George Soros, the Chinese Communism-loving anti-American hedge fund manager, certainly got his money’s worth. The international pariah dubbed the uncrowned king of Eastern Europe by one critic, helped to overthrow the governments of Serbia and Georgia. He has cut checks to generate unrest in Turkey and Egypt, and strongly supported Barack Obama’s candidacy. Supporting Obama makes sense because Soros believes that “the main obstacle to a stable and just world order is the United States.” It is no coincidence that Obama holds the same belief.

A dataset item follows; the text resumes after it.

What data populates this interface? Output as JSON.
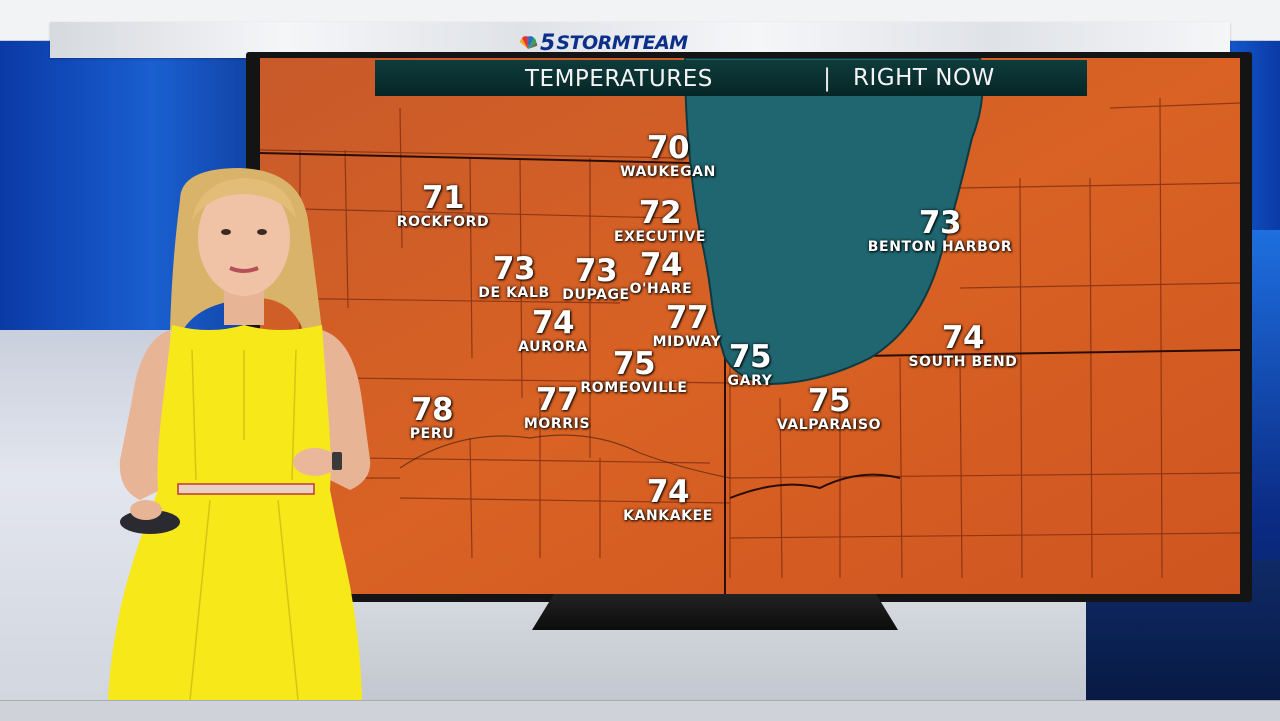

Naturally, Soros is an ardent supporter of Occupy Wall Street which he has praised as “an inchoate, leaderless manifestation of protest.” According to Soros, the movement has “put on the agenda issues that the institutional left has failed to put on the agenda for a quarter of a century.”
Levitin agrees, acknowledging that short-term electoral conquest was never the goal of the community organizers, dirty hippies, and rapists of Occupy Wall Street.
The objective was to infect the national political conversation with Marxist tropes and ideology, which is unfortunately a new reality in America.